Gen. Duncan McNabb, head of United States Transportation Command (TRANSCOM), told lawmakers yesterday that the Mobility Capabilities and Requirements Study 2016 (MCRS-16), which his command and OSD are expected to complete this year, “is in the works right now, about to be taken to OSD in May.”
The strategic and theater lift requirements study has looked at factors that have emerged since the Mobility Capability Study of 2005 and impact on the Pentagon’s cargo ship and aircraft plans.
McNabb told the Senate Armed Services Committee (SASC) those influencing factors include: “The increase in the ground forces, the change in the way we use the airplanes…(such as the) C-17, the higher usage, how do we do the intra-theater. It’s also looking at the tanker capability and sealift as well.”
The four-star general cited the study when asked by Sen. Saxby Chambliss (R-Ga.) about plans for Boeing‘s [BA] C-17 Globemaster and Lockheed Martin‘s [LMT] C-5 Galaxy transport aircraft.
“With respect to the C-5, all those airframes are old,” Chambliss said. “We keep a modernization program constantly on the books. The C- 17 we’re flying at 150 percent of the anticipated rate that we thought we’d be flying it in Iraq and Afghanistan. And now we’re looking at whether or not we’re going to continue that line of C-17s.”

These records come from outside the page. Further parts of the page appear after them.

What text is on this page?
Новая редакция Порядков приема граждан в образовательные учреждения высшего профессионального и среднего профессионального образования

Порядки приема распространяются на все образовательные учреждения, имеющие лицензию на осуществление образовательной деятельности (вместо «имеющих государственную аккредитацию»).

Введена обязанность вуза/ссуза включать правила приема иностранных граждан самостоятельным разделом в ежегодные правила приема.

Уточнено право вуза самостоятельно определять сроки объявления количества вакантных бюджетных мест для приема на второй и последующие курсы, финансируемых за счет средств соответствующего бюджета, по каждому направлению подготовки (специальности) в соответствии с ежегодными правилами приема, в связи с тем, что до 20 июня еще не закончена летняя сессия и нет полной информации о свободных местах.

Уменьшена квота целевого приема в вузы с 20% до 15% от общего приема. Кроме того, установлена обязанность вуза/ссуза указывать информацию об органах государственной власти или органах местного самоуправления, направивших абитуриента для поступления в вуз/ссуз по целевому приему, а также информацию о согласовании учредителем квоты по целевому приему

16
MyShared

Fellow SASC member Sen. Claire McCaskill (D-Mo.) said lawmakers are “anxious to get the information (on C-17s and C-5s) from that (study) as soon as it’s available.”
Boeing also has been waiting to hear the results of the study, because all of the planned 205 C-17s have been ordered, thus it does not know if the production line will run after all those aircraft are delivered in mid-2010. The Bush Pentagon requested no funding for C-17s in recent years, and the program has relied on funding lawmakers added to supplemental war-funding bills.
McNabb noted yesterday the current C-17 program of record calls for 205 aircraft, and said work is proceeding to re-engine a limited number of the C-5s. C-5As also will be put in an avionics modernization program.
“I think the overall mix we have about right, unless something changes,” he said.
The general told two House Armed Services subcommittees on Feb. 25 he would be open to increasing the number of C-5s that are re-engined if costs decrease and the mobility-capabilities study supports such a change.
McNabb said yesterday the “good news” on the C-5 re-engining effort–which previously suffered a Nunn-McCurdy cost breach–is the first three aircraft have been delivered to Dover AFB, Del.
“They’re going to go out there in the system, and we’ll test it out,” he said.